Nashville Zoo is pleased to announce the hatching of our second and third Blue-billed Curassow chicks, both male, the last of three eggs produced over the month of June to parents Albert, 3, and Victoria, 5. This critically endangered species is rare in zoos and can be challenging to breed. All three of the chicks needed assistance to hatch from the egg when they failed to crack through the eggshell.
Chicks usually do not need full assistance to hatch from their shell. A chick will internally pip, break through a membrane into the air filled pocket of the egg, and then rest a few hours, up to 48 hours, before externally pipping through the egg shell and hatching. Nashville Zoo Avian staff made the decision to assist the hatching once the chicks had pipped into the aircell of the egg for 48 hours with no signs of externally pipping.
The process consisted of Nashville Zoo Veterinary staff and Nashville Zoo Avian keepers, using tweezers and other small instruments to delicately remove bits of the eggshell, which is slightly thicker than an average chicken egg.
Once most of the shell was removed, they released the curassow chick from the egg and tied off the umbilical stalk that was attached to the inner membrane of the shell. The umbilicus usually heals on its own within one to two days after hatching.
The chicks, weak and damp at first, were fluffy and walking within 24 hours. The second and third chicks, which hatched two days apart, are now growing up together. Their older brother, born in the beginning of June, is starting to get his adult plumage and is growing up with his chicken “brother.”
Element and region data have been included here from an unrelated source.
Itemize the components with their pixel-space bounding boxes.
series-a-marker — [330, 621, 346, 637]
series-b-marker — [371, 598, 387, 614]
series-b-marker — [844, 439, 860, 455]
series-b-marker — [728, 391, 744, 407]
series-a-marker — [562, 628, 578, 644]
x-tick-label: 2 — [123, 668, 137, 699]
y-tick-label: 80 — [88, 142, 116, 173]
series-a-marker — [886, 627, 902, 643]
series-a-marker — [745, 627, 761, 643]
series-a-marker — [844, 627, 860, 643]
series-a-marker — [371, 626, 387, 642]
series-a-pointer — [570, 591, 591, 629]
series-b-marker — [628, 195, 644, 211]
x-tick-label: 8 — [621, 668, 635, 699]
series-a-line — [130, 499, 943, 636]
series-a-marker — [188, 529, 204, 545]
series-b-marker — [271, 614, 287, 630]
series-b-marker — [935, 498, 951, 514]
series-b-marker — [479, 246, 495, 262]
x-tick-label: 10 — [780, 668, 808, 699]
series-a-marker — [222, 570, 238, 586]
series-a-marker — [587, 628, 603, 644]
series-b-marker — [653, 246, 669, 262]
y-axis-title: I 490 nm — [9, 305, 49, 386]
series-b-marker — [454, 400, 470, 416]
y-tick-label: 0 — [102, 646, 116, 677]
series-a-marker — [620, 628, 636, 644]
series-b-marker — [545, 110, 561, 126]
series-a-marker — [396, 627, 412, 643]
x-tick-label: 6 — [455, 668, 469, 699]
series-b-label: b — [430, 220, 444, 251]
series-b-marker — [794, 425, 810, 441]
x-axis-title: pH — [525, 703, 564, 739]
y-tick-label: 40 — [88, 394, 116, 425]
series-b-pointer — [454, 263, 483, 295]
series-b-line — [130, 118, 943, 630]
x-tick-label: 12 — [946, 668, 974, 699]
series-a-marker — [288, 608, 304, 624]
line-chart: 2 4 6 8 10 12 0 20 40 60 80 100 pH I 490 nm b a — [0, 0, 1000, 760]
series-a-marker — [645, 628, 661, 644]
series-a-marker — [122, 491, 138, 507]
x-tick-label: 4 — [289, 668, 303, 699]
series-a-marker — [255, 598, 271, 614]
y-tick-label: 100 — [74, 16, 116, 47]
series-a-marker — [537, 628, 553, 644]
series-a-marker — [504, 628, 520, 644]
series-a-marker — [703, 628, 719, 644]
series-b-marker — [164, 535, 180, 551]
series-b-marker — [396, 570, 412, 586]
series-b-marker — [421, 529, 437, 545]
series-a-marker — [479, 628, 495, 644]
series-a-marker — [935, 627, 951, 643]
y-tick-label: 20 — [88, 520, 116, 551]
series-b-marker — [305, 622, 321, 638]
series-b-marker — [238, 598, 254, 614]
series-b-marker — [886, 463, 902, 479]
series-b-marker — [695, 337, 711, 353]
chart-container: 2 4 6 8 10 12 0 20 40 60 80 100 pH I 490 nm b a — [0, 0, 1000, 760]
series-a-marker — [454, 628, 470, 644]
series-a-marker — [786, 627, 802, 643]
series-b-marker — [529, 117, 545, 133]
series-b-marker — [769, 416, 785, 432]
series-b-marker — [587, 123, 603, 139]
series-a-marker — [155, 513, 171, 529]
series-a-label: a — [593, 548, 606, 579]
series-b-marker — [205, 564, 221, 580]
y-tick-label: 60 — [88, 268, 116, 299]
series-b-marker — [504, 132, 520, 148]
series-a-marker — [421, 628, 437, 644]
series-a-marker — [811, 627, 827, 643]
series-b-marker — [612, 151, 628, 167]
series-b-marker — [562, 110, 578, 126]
There are only 56 blue-billed curassows in zoos across the country and only about 750 in the wild. The population has been in decline due to habitat loss and fragmentation.
Blue-billed curassows are believed to live in the same areas in Colombia as cotton-top tamarins, a primate species that was recently introduced in our Expedition Peru exhibit. The Zoo is contributing to the conservation project Proyecto Titi, helping to protect cotton-top tamarin habitat. This will potentially benefit the curassows and many other species. Houston Zoo has placed trail cameras to try and capture images of blue-billed curassow living in these protected areas.
People can help save this species by reading labels to make sure the products they are buying are from sustainable markets. Curassow and many other species need the protection of the forests to continue to thrive, so make sure to look for Rainforest Alliance Certified and Bird Friendly labels on products.